I sold mine ...
The reason that the Canon A series cameras were such a financial success for the company in those days and they sold literally millions of them is that they were using new microprocessor electronics and highly automated manufacturing techniques that enabled them to offer to the public excellent hi tech products cheaply, there was no competition because nobody was making anything like them in the price range at that time.
I wouldn't call the EM an AE-1 equivilant because the EM did not have manual override on the shutter speeds.
I too sold the AE-1 in the 70's and 80's. It was much easier explaining the shutter speed automatic vs. aperture automatic to the amateur consumer. Stopping action or depth of field priority.
Shutter priority was very attractive to those who were used to Kodachrome II or, eventually, Kodachrome 64.
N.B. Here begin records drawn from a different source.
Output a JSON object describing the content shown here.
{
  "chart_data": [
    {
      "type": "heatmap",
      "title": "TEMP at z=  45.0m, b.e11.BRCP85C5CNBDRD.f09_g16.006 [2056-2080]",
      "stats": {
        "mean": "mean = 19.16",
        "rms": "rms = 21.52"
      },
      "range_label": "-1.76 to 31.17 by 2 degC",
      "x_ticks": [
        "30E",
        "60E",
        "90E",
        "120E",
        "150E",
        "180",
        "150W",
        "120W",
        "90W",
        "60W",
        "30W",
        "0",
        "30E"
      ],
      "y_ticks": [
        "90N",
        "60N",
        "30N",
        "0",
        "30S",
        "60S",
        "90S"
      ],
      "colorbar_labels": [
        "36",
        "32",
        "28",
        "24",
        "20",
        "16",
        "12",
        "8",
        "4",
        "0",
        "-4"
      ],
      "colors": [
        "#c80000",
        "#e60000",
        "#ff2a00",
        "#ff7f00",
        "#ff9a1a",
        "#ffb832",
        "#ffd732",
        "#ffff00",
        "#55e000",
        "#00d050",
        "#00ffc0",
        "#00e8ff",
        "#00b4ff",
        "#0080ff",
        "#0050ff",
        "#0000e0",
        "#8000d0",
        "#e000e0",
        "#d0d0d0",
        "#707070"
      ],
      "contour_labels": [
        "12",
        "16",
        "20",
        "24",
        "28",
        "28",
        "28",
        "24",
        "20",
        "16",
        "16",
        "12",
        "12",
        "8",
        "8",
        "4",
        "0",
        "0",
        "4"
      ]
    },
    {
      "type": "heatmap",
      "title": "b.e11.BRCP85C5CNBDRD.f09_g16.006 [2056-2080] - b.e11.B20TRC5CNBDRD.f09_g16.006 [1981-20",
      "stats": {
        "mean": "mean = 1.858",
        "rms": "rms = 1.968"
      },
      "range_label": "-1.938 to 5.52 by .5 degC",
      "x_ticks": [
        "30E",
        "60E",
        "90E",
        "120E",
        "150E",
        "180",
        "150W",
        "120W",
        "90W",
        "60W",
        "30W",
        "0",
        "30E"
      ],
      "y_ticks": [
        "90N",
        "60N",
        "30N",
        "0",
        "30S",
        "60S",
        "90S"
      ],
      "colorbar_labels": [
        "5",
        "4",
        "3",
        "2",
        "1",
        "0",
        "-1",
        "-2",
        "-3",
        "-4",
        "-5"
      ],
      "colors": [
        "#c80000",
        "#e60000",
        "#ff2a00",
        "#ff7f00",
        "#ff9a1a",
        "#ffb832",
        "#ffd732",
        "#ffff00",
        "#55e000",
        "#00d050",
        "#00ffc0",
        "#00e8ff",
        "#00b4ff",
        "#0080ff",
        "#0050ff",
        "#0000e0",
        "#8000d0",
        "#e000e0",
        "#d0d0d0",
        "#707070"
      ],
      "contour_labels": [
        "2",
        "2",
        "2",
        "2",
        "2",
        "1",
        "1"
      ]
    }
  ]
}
Sometimes it can be hard to remember what it was like to think of ASA 125 as a fast film.
An interesting pictorial timeline of various cameras from Nikon, Canon, Minolta, and Pentax:
http://minolta.eazypix.de/slrtable/
That's true and not only Nikon F's, if only pro's bought professional cameras in general made by any company they wouldn't exist because the market is too small to justify the enormous R&D costs of bringing out a new model for the quantity they would sell wouldn't be financially viable for the manufacturers.Only a few people who bought the F were pros.
I am a Nikon man through and through, but realistically, Canon has almost always had a superior product at any given time in the seventies, eighties and nineties.
Even if Canon ate Nikon's lunch during that AE-1 period it seems Nikon cameras of the day, bother better and inferior, mostly sell for more now. Maybe because there's so darn many AE-1 cameras out there?
This continues to be interesting. Another thing that prompted me to post this question was a recent FS ad here where the seller had to drop his AE-1 (with lens) to $10 to get it to move. Even if Canon ate Nikon's lunch during that AE-1 period it seems Nikon cameras of the day, bother better and inferior, mostly sell for more now. Maybe because there's so darn many AE-1 cameras out there?
Another point is that Nikon kept the same lens mount. You can swap your lens collection back and forth between your old Nikon 35mm and your new Nikon DSLR so you have the choice between the great look of film or the ease of digital capture.
SNIP
What is fully compatible? only AI and AF (plain AF) lenses. No, but wait... AF lenses won't do auto-focus with cameras without an in-camera motor. Ok, that's a minor problem.
That's more or less a myth.
G-series lenses, which is what Nikon sells mostly nowadays, are plainly incompatible with all manual-focus Nikon cameras. The diaphragm will always close to f22 or f32 on those, rendering the lens unusable.
Pre-AI lenses are incompatible with all full frame Nikon DSLRs. They won't mount. And those lenses include the best built lenses Nikon ever made, so this is a big issue for me. AI conversion? That's butchering a lens, messing down with history!
What is fully compatible? only AI and AF (plain AF) lenses. No, but wait... AF lenses won't do auto-focus with cameras without an in-camera motor. Ok, that's a minor problem.
With Canon is very easy:
All FD and FL lenses work with all FD-mount or FL-mount manual focus cameras (A-series, T-series, F-series).
All EF lenses work with ALL EF-mount cameras; early 1987 EF lenses work on the latest DSLR cameras and the latest EF lenses work in the 1987 Canon EOS 650.
... and i can mount practically all Nikon F-mount lenses on the EF cameras via an adapter.